Abdullah al-Rugai stood outside his family’s home in a leafy Tripoli suburb today and showed where four vehicles with 10 men swooped in over the weekend to grab his father, an accused al-Qaeda leader now in U.S. custody.
“The cars blocked his car, then the white van stopped and the guys jumped out,” the 21-year-old said in an interview today. “The guys in masks, they were probably the Americans, they moved very well, like professionals. The others looked like amateurs, some of them were Libyans. Some of them were shouting at my father, ‘Get out, get out,’ in Arabic.’”
While al-Rugai denies his father was ever a terrorist, U.S. officials say he goes by the name Abu Anas al-Libi and is a veteran al-Qaeda official. Al-Libi was indicted by the U.S. attorney in the Southern District of New York in 2000 for taking part in deadly 1998 bombings of U.S. embassies in Kenya and Tanzania.
“He is a key al-Qaeda figure and he is a legal and an appropriate target for the U.S. military under the Authorization of the Use of Military Force passed in September of 2001,” Secretary of State John Kerry said in a news conference in Bali, Indonesia.
Al-Libi is being held on the USS San Antonio in the Mediterranean where he is being questioned by interrogators including representatives of the Central Intelligence Agency and the Federal Bureau of Investigation, according to a U.S. official briefed on the operation who spoke on condition of anonymity.
U.S. forces also raided a Somali town over the weekend in an unsuccessful effort to capture a leader of the Islamist group al-Shabaab.
U.S. armed forces undertook the missions “to hunt down those responsible for acts of terrorism,” Kerry said. “This makes clear that the U.S. will never stop in its effort to hold those accountable who conduct acts of terror.”
Libya, in a statement on the government’s official Facebook page, yesterday asked the U.S. to explain its role in the seizure of one of its citizens.
“The government stresses how keen it is that Libyans should face trial in Libya regardless of the charges, and that suspects are innocent until proven guilty,” it said in the statement. “Concerned ministries have been tasked with following up the matter with U.S. authorities.”
Abdullah al-Rugai said his father was returning from a mosque at 6:30 on Saturday morning when vehicles surrounded his black Hyundai Tucson SUV. He said the men were all in civilian clothes and that three wore black face masks and carried handguns fitted with what looked like silencers.
The car, missing its driver’s window, still sits outside the home in the suburb of Noufle’een, glass from the broken window lying on the street beside it.
Abdullah said his father was pulled from the car and dragged across the road, and appeared to have been drugged or stunned by the men. “His body was floppy, he wasn’t speaking,” he said.
He said his father is innocent of conspiring to bomb U.S. embassies, never worked with Osama bin Laden and had joined rebels fighting against Soviet forces in Afghanistan in the 1980s.
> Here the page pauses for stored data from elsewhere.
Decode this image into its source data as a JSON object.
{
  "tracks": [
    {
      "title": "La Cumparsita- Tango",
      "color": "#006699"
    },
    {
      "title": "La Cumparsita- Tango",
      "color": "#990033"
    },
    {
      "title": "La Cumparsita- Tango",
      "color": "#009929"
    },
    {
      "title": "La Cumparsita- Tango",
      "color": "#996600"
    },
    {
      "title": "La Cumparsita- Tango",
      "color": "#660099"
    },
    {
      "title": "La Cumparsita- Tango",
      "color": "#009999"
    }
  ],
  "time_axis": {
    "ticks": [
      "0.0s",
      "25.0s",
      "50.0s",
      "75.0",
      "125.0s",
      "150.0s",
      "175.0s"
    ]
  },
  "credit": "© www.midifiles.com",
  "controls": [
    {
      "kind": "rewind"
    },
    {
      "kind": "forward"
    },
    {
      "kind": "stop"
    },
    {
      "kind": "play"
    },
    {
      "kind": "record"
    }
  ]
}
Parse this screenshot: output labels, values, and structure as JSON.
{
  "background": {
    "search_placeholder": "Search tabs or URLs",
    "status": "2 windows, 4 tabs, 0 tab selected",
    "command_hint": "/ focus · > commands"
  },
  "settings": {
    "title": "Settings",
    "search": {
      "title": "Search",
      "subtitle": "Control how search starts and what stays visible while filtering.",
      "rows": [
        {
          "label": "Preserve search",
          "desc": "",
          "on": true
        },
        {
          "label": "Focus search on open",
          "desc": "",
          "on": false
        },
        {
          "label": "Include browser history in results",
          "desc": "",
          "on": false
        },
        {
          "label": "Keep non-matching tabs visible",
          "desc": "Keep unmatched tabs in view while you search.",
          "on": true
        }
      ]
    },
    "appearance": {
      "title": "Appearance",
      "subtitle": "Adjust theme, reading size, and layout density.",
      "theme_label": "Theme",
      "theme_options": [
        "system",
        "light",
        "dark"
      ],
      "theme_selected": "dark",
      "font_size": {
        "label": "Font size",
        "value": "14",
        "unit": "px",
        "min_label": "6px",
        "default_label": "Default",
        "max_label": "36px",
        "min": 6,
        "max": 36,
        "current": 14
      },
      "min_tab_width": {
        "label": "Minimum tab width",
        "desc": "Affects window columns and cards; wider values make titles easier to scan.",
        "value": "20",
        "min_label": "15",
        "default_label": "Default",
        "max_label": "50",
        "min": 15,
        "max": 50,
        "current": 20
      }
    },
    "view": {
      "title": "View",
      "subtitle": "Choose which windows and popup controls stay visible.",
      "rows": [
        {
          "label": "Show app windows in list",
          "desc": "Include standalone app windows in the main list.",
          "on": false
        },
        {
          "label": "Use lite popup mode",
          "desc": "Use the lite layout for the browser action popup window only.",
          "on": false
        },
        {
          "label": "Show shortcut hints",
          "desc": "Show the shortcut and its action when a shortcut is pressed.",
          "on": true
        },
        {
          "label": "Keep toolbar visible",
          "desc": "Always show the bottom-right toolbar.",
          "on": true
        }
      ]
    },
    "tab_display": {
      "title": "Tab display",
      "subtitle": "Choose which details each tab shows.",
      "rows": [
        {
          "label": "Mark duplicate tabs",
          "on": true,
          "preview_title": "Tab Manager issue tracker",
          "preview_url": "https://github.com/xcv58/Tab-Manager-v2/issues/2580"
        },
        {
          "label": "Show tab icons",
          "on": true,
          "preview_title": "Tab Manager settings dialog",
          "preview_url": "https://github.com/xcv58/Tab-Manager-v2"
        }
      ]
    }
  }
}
“As a young man he heard how people were being killed, women raped, in Afghanistan and he wanted to help,” he said. “He went to fight the Soviets.”
At age nine, Abdullah said, he saw police in Manchester, England arrest his father. The al-Rugais later moved to Iran, where the whole family was arrested and held for seven years, he said.
Expected a Plane
In 2011, he said, his father joined rebel forces fighting to oust Muammar Qaddafi’s government in the NATO-assisted uprising. “My oldest brother was killed in the fighting,” he said.
Abdullah said his father, who taught his four sons to recite the Koran by heart, had prepared them for the day he might be captured. “My father feared he could be kidnapped at any time,” he said. “He brought each of us up to be ready to be the leader of the family.”
“We all expected we would be bombed by plane, we didn’t think they would come for him like this,” he said.